In the 1970s and 1980s, it was notoriously difficult for women writers to break down the barriers of the male-dominated publishing industry in order to be published. With a few notable exceptions, major Australian anthologies still rarely included the voices of many women, and male authors continued to dominate the publishing landscape generally. It was against this background that from the mid-1970s onwards feminist and independent publishers began to commission and publish feminist anthologies.
By way of example, the feminist anthology, Frictions: An Anthology of Fictions by Women (Sybylla Press, 1982), edited by Anna Gibbs and Alison Tilson, offered ‘a new adventure in writing and reading’. (Susan Sheridan, 1982) The commissioning process brought in over seven hundred samples of writing by women, most by previously unpublished authors. The final collection comprised fifty-two stories; many of these authors have since become renowned. In the late 1980s, feminist anthologies began to reflect the realisation that some of the most disenfranchised women were from other cultures.
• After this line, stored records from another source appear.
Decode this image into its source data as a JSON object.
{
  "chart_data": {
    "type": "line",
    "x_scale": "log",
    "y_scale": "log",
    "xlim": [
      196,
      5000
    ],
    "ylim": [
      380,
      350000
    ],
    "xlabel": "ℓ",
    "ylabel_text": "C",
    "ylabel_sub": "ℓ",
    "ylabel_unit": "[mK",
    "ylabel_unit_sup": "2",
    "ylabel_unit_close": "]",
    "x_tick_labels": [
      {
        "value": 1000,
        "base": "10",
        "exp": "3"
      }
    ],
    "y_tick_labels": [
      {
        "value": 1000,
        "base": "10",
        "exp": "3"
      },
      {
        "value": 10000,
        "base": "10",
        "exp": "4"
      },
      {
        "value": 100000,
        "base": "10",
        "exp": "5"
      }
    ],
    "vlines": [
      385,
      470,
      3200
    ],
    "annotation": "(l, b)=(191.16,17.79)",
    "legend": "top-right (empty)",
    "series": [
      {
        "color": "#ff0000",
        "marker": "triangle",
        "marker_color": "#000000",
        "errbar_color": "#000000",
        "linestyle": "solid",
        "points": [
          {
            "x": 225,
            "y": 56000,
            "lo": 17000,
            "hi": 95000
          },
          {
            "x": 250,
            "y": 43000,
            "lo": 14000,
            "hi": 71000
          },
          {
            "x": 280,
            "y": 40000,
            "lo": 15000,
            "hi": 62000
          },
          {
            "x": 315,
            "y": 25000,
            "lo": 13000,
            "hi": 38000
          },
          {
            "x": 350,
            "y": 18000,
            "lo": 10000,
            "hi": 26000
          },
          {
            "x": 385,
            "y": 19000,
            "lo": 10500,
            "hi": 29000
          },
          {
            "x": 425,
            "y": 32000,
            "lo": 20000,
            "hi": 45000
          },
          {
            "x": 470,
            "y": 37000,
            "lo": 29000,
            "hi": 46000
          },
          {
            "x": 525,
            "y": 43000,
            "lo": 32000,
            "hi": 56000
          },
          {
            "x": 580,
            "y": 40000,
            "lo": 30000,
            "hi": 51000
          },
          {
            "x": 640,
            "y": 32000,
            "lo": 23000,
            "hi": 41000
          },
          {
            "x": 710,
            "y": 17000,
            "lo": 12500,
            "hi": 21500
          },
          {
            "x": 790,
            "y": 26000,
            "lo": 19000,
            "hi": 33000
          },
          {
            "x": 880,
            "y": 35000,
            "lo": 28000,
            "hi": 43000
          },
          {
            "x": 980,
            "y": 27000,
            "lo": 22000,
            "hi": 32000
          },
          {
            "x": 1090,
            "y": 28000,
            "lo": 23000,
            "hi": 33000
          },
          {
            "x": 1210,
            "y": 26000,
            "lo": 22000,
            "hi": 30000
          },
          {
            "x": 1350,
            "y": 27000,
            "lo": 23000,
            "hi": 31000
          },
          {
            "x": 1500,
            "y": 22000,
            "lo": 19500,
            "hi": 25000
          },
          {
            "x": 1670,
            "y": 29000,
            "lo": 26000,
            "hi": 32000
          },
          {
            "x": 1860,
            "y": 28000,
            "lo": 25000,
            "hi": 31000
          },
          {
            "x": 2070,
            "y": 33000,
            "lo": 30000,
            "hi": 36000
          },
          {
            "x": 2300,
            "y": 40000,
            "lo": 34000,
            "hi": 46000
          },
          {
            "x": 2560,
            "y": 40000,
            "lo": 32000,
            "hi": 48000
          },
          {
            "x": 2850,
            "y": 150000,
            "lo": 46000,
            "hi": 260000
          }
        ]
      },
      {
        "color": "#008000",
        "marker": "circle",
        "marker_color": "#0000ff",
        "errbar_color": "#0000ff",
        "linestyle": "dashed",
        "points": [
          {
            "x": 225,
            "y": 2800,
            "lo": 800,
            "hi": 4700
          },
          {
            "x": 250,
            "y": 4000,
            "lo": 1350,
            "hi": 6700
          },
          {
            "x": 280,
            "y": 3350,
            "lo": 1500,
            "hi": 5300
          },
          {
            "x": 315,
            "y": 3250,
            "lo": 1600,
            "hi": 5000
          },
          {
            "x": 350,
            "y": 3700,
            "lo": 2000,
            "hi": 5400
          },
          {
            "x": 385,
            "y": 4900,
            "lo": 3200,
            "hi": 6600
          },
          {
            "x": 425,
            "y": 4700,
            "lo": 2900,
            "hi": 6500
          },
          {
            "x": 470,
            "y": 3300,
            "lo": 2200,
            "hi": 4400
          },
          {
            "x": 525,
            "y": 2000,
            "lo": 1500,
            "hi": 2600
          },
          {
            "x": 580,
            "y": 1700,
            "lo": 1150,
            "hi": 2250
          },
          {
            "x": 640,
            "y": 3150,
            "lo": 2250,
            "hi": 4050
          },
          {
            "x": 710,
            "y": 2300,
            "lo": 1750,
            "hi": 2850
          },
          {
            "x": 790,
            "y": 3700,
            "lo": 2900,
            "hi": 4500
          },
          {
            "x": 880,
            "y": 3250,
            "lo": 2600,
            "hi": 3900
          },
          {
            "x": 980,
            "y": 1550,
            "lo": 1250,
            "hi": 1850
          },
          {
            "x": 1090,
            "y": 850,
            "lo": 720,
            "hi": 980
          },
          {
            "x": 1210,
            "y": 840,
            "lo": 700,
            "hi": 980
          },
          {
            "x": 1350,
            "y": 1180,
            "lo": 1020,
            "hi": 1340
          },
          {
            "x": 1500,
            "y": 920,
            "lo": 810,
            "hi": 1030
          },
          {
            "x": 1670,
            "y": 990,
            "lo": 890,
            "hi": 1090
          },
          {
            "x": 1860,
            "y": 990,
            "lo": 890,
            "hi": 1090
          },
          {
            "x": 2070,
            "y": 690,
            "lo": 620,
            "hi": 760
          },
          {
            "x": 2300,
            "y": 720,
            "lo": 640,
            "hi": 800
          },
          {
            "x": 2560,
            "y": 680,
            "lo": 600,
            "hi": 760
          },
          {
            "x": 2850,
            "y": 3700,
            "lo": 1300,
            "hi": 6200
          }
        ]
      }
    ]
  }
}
By this time, too, ‘multicultural fiction’ had gained recognition. Edited by Sneja Gunew and Jan Mahyuddin, Beyond the Echo: Multicultural Women’s Writing (UQP, 1988) featured the writing of forty-eight non-Anglo-Celtic women selected from the one hundred who had responded to a national advertisement. Some of the new writers in this collection went on to publish their own books.
This paper highlights the diverse range of feminist anthologies released in Australia in the period 1975–1995. The paper argues that by providing women/ writers with an accessible publication platform, feminist literary anthologies actively supported the creation of a ‘female presence’ in Australian literature, and more generally that an analysis of the publication trajectories of these feminist anthologies also offers a useful illustration of some of the cultural and political imperatives of publishing.